Section 614-104, General Code, provides:
"No private motor carrier as defined in the preceding section shall operate any motor vehicle for the transportation of persons or property, or both, for hire, on any public highway in this state except in accordance with the provisions of this chapter. And no such private motor carrier shall continue or commence its operation as such in this state without first obtaining a permit from the Public Utilities Commission as provided in this chapter."
From the various statutes which have been quoted and which appear in Chapter 1, Division II, Title III, Part First of the General Code, which contains the Ohio motor carrier statutes, a certificated motor transportation company or common carrier by motor vehicle as defined in Section 614-84 is something entirely different from a private motor carrier or a contract carrier by motor vehicle as defined in Section 614-103. However, in no place in the statutes is there any prohibition against one person being both a common carrier and a contract carrier. Under a certificate as a common carrier the carrier must come within the definitions of Sections 614-2, 614-2a and 614-84, and as a contract carrier he must come within the definitions under Section 614-103 and the provisions of Section 614-104.
The statutes provide different qualifications and definitions with respect to becoming an attorney and a physician, and yet there is no prohibition against the same person qualifying for both professions.

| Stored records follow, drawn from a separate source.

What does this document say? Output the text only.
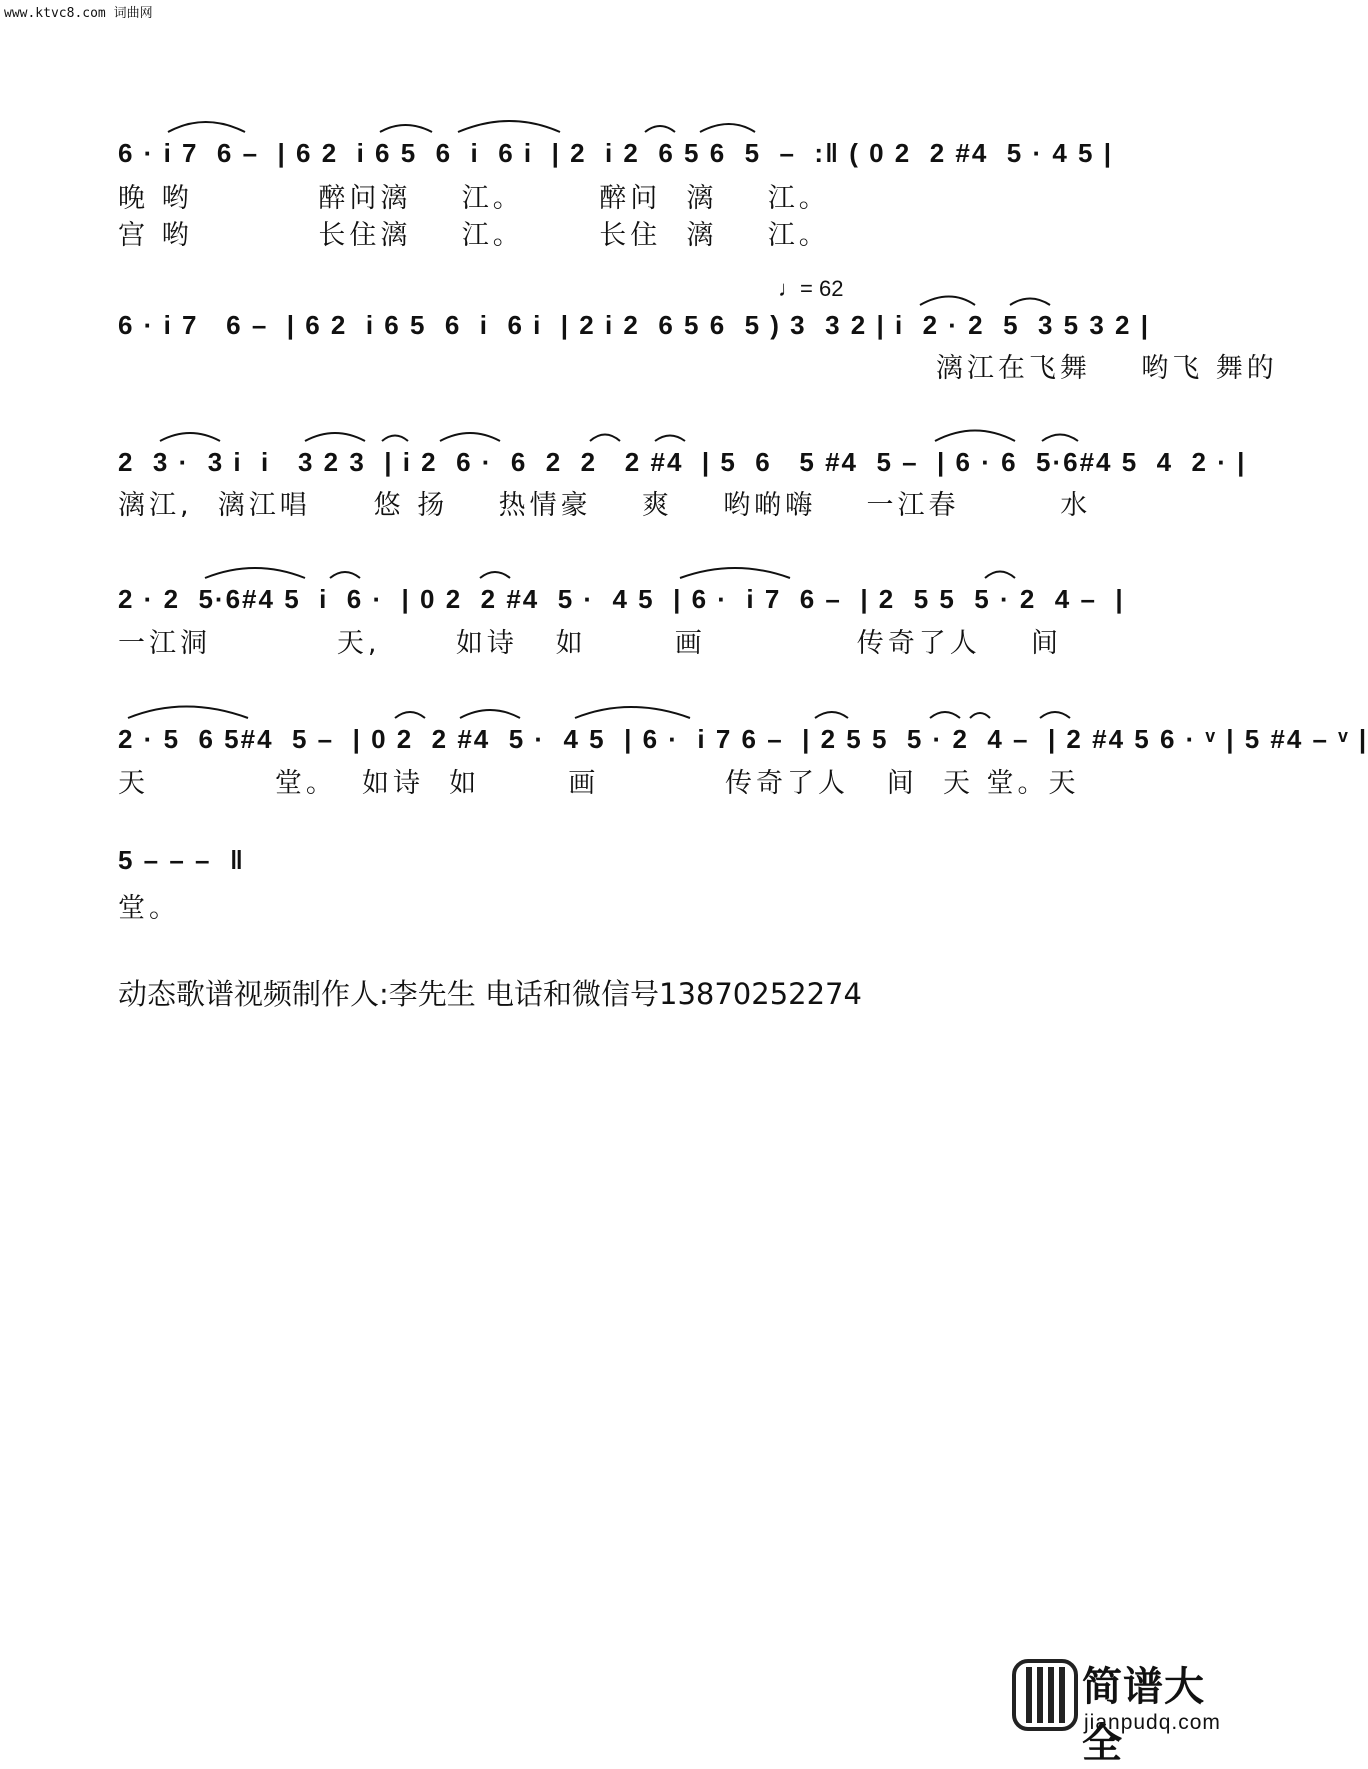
www.ktvc8.com 词曲网
6 · i 7  6 –  | 6 2  i 6 5  6  i  6 i  | 2  i 2  6 5 6  5  –  :‖ ( 0 2  2 #4  5 · 4 5 |
晚 哟          醉问漓    江。      醉问  漓    江。
宫 哟          长住漓    江。      长住  漓    江。
♩= 62
6 · i 7   6 –  | 6 2  i 6 5  6  i  6 i  | 2 i 2  6 5 6  5 ) 3  3 2 | i  2 · 2  5  3 5 3 2 |
漓江在飞舞    哟飞 舞的
2  3 ·  3 i  i   3 2 3  | i 2  6 ·  6  2  2   2 #4  | 5  6   5 #4  5 –  | 6 · 6  5·6#4 5  4  2 · |
漓江,  漓江唱     悠 扬    热情豪    爽    哟啲嗨    一江春        水
2 · 2  5·6#4 5  i  6 ·  | 0 2  2 #4  5 ·  4 5  | 6 ·  i 7  6 –  | 2  5 5  5 · 2  4 –  |
一江洞          天,      如诗   如       画            传奇了人    间
2 · 5  6 5#4  5 –  | 0 2  2 #4  5 ·  4 5  | 6 ·  i 7 6 –  | 2 5 5  5 · 2  4 –  | 2 #4 5 6 · ᵛ | 5 #4 – ᵛ |
天          堂。  如诗  如       画          传奇了人   间  天 堂。天
5 – – –  ‖
堂。
动态歌谱视频制作人:李先生 电话和微信号13870252274
简谱大全
jianpudq.com
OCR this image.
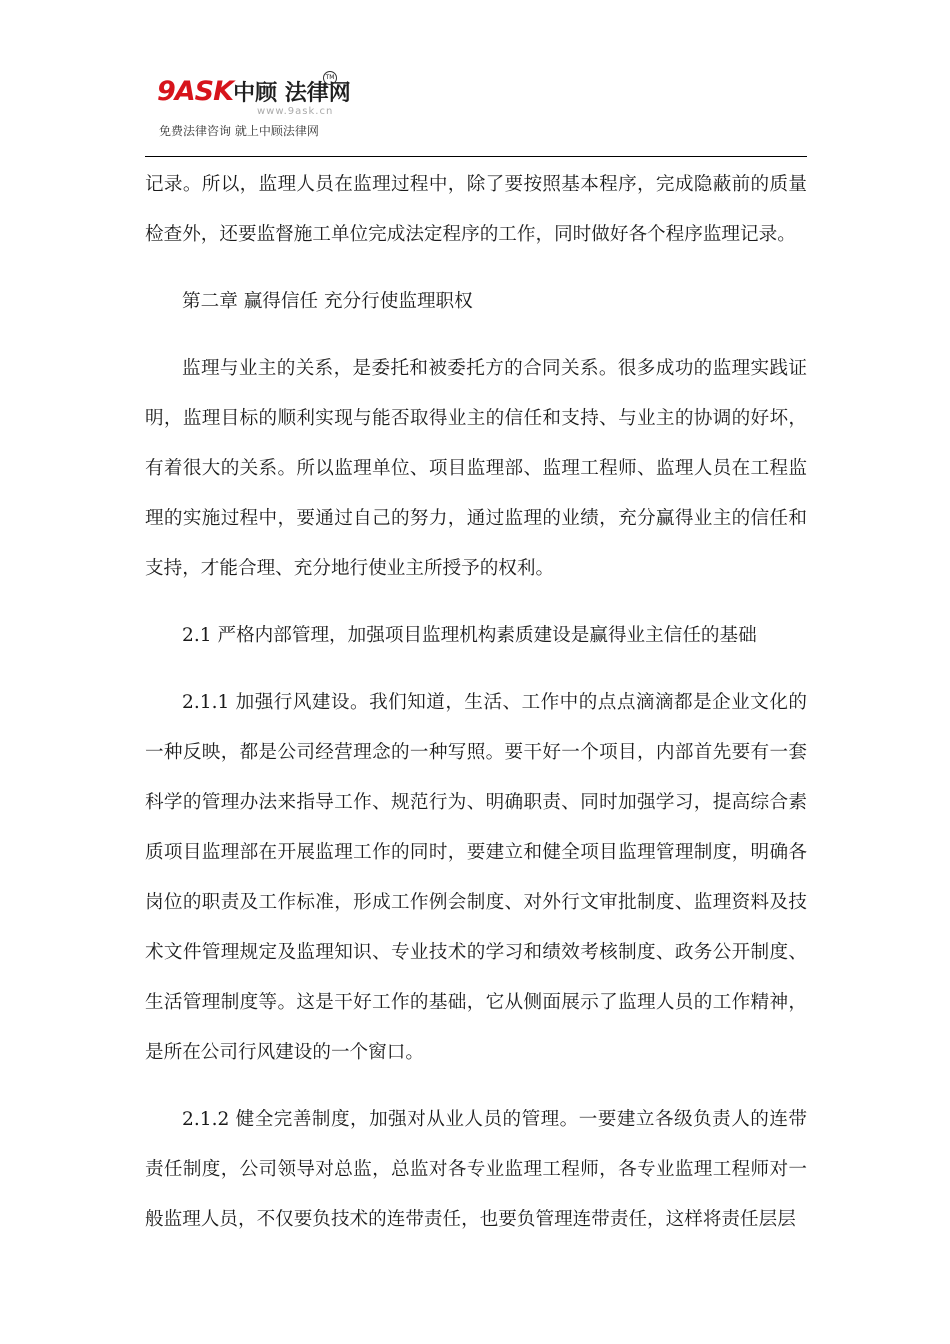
9ASK中顾 法律网
TM
www.9ask.cn
免费法律咨询 就上中顾法律网

记录。所以，监理人员在监理过程中，除了要按照基本程序，完成隐蔽前的质量检查外，还要监督施工单位完成法定程序的工作，同时做好各个程序监理记录。

第二章 赢得信任 充分行使监理职权

监理与业主的关系，是委托和被委托方的合同关系。很多成功的监理实践证明，监理目标的顺利实现与能否取得业主的信任和支持、与业主的协调的好坏，有着很大的关系。所以监理单位、项目监理部、监理工程师、监理人员在工程监理的实施过程中，要通过自己的努力，通过监理的业绩，充分赢得业主的信任和支持，才能合理、充分地行使业主所授予的权利。

2.1 严格内部管理，加强项目监理机构素质建设是赢得业主信任的基础

2.1.1 加强行风建设。我们知道，生活、工作中的点点滴滴都是企业文化的一种反映，都是公司经营理念的一种写照。要干好一个项目，内部首先要有一套科学的管理办法来指导工作、规范行为、明确职责、同时加强学习，提高综合素质项目监理部在开展监理工作的同时，要建立和健全项目监理管理制度，明确各岗位的职责及工作标准，形成工作例会制度、对外行文审批制度、监理资料及技术文件管理规定及监理知识、专业技术的学习和绩效考核制度、政务公开制度、生活管理制度等。这是干好工作的基础，它从侧面展示了监理人员的工作精神，是所在公司行风建设的一个窗口。

2.1.2 健全完善制度，加强对从业人员的管理。一要建立各级负责人的连带责任制度，公司领导对总监，总监对各专业监理工程师，各专业监理工程师对一般监理人员，不仅要负技术的连带责任，也要负管理连带责任，这样将责任层层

The language of Chief Justice Weygandt, quoted supra, does not mean that it was unlawful for the commission to adopt rule 12 which enabled it to vest a dual character upon a transportation company if consistent with the public interest. If the MahoningExpress Co. case has any bearing upon the instant *Page 399 case it is to the effect that the commission should be very chary about issuing a permit to a certificated company and should be very sure that rule 12 is utilized consistently with the public interest.
In 1935, Congress in Section 210, Part II of the Interstate Commerce Act (Section 210, Title 49, U.S. Code), provided that, if the Interstate Commerce Commission, for good cause shown, finds that both a certificate and a permit may be held consistently with the public interest and with the national transportation policy, one person can hold both a certificate and a permit. It is common knowledge that interstate motor carriers do operate through this state and the Interstate Commerce Commission can give them dual authority when found consistent with the public interest.
Section 614-83, General Code, which is the declaration of policy of this state in the regulation of transportation by common and contract carrier by motor vehicles, provides that there shall be co-operation with the federal government and the several states. The law with reference to interstate carriers furnishes another reason for the propriety of rule 12.
Since we hold that rule 12 is not prohibited by the law of the state, and that the rule is applicable only where the commission after hearing shall find that the holding of a permit by a certificated common carrier is consistent with the public interest, and since the instant case furnishes an exceptional example for the application of the rule, the order of the commission is not unreasonable or unlawful, and is affirmed.
Order affirmed.
WEYGANDT, C.J., MATTHIAS, HART, ZIMMERMAN and TURNER, JJ., concur.